C’est une onde de choc qui a traversé le Cameroun et toute l’Afrique hier, avec l’annonce du décès de Narcisse Kouokam, l’un des artistes humoristes les plus populaires et les plus influents de sa génération. Celui qui a marqué des millions de fans par son talent unique, son audace et sa générosité, a tiré sa révérence, laissant derrière lui un héritage culturel immense et une foule d’admirateurs en larmes.
Une vie dédiée au rire et à l’émotion
Narcisse Kouokam a très tôt montré un don pour le spectacle. Avec son sens aigu de l’observation et sa capacité à transformer le quotidien en moments de franche rigolade, il s’est imposé comme une figure incontournable de l’humour africain. Que ce soit à travers ses one-man-shows, ses sketches télévisés ou ses collaborations avec d’autres artistes, Kouokam avait cette magie rare de faire rire tout en faisant réfléchir.
Son humour, souvent teinté de satire sociale, abordait sans tabou les réalités camerounaises et africaines : la politique, la famille, les relations amoureuses, les travers de la société… Rien n’échappait à son regard critique, mais toujours avec une bienveillance qui le rendait universellement aimé.
Une carrière florissante et une renommée internationale
Avec des spectacles à guichets fermés à Douala, Yaoundé, Abidjan, Paris ou Bruxelles, Narcisse Kouokam a exporté son humour bien au-delà des frontières camerounaises. Ses vidéos, partagées par millions sur les réseaux sociaux, ont fait de lui une star digitale.
Parmi ses œuvres les plus marquantes, on retiendra “le téléphone circulaire, le vendeur de cercueil, et bien d’autres qui resteront gravés dans les mémoires comme parmi les plus grands chefs d’oeuvres de l’humour camerounais africain.
Une disparition qui laisse un immense vide
Les circonstances de sa mort n’ont pas encore été officiellement dévoilées, mais déjà, les hommages affluent de toutes parts. Sur Twitter, Instagram et Facebook, le hashtag #MerciNarcisse est en tendance, avec des milliers de témoignages de fans, de collègues artistes et de personnalités politiques.
Tous saluent « un monument de l’humour africain, dont l’œuvre restera une source de joie pour les générations futures ». De nombreuses personnalités ont exprimé leur tristesse, rappelant l’influence qu’il a eue sur leur vie.
Un homme au grand cœur
Au-delà de l’artiste, Narcisse Kouokam était aussi reconnu pour son engagement humanitaire. Il a soutenu plusieurs causes, notamment l’éducation des enfants défavorisés et la lutte contre les maladies en Afrique. Son rire résonnait jusque dans ses actions caritatives, prouvant que derrière le comédien se cachait un homme profondément généreux.

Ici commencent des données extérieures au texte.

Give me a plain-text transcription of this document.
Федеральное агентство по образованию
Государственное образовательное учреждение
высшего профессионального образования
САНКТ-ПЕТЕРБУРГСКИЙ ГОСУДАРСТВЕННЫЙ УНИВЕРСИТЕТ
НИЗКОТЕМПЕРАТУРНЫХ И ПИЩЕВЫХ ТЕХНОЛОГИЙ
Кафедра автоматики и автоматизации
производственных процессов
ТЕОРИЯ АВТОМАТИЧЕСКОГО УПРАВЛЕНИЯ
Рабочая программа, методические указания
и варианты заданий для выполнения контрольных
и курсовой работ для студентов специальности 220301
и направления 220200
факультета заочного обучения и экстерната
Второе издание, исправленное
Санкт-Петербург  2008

Quel avenir pour l’humour camerounais sans lui ?
La question se pose aujourd’hui alors que le paysage de l’humour africain vient de perdre l’un de ses piliers. Narcisse Kouokam laisse un vide immense, mais aussi une inspiration sans limites pour les jeunes talents. Son parcours rappelle que l’humour, lorsqu’il est maîtrisé avec intelligence et sensibilité, peut être un formidable outil de rassemblement et de réflexion.
Dernier rideau pour un roi du rire
Alors que les préparatifs pour ses funérailles vont commencer, une chose est certaine : Narcisse Kouokam ne mourra jamais vraiment. Il vivra à travers ses sketches, ses répliques cultes et les éclats de rire qu’il continuera de provoquer chez ceux qui le redécouvriront.
Comme il le disait souvent lui-même dans ses spectacles : « Le rire est éternel, et ceux qui savent le partager ne disparaissent jamais. »
Adieu, Narcisse. Le Cameroun et l’Afrique tout entière te pleurent, mais te remercient pour tant de joie.